Im Fokus von ENOVAL stehen neue Technologien für Niederdruckkomponenten für mittlere, große und sehr große Getriebefan-Triebwerke. Dadurch soll der CO2-Ausstoß um bis zu fünf Prozent und die Lärmemissionen um bis zu 1,3 dB verringert werden. Erreichen wollen das die Partner aus Industrie, Forschung und Lehre durch ein höheres Gesamtdruckverhältnis zwischen 50:1 und 70:1 in Kombination mit höheren Nebenstromverhältnissen. „In ENOVAL bewegen wir uns beim Nebenstromverhältnis im Bereich zwischen 14:1 und 16:1“, sagt der ENOVAL-Koordinator Dr. Edgar Merkl von der MTU Aero Engines. Die neuen Antriebe sollen ab 2025 fliegen.

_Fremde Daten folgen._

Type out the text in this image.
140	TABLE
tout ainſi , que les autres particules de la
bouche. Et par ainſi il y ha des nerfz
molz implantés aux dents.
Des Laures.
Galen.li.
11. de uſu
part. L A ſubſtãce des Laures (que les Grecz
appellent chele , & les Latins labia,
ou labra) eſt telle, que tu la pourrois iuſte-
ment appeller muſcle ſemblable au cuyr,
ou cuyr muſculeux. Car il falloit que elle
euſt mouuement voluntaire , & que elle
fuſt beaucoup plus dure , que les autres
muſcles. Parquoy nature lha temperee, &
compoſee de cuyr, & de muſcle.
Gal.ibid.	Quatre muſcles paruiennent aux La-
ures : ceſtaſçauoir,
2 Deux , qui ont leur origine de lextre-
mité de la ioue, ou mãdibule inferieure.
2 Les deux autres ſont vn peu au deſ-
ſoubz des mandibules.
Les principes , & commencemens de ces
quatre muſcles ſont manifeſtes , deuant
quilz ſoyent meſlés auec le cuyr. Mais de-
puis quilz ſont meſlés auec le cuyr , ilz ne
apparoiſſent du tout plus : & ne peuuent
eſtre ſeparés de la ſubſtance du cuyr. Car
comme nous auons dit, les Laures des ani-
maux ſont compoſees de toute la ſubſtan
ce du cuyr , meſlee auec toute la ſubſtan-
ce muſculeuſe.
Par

„Nimmt man die Technologien aus Vorgängerprojekten wie LEMCOTEC und E-BREAK dazu, sind wir im Vergleich zu einem Jahr-2000-Triebwerk sogar neun Dezibel leiser – und verringern den CO2-Ausstoß um rund 28 Prozent“, so der ENOVAL-Chief Engineer Dr. Jörg Sieber, ebenfalls von der MTU. Im Rahmen von LEMCOTEC und E-BREAK wurden Technologien entwickelt, die zum einen das Gesamtdruckverhältnis und damit den thermischen Wirkungsgrad erhöhen und zum anderen Materialien und Subsysteme an die künftig steigenden Drücke und Temperaturen anpassen.

ENOVAL läuft innerhalb des 7. EU-Rahmenprogramms, hat eine Laufzeit von 58 Monaten und verfügt über ein Budget von mehr als 45 Millionen Euro. 26,5 Millionen Euro kommen von der EU. Unter der Leitung des Münchner Triebwerksherstellers MTU Aero Engines entwickeln 35 europäische Partner aus zehn Ländern neue Niederdruckwellen-Technologien. Der Fokus liegt auf Antrieben mit Getriebefan-Technologie. Im ENOVAL-Konsortium arbeiten die wichtigsten europäischen Triebwerksunternehmen – darunter Avio Aero, GKN Aerospace, ITP, MTU, Rolls-Royce, Safran Aircraft Engines, Safran Aero Boosters und Safran Helicopter Engines - mit kleinen und mittelständischen Unternehmen der Luftfahrtbranche sowie Universitäten und Forschungsinstitutionen zusammen.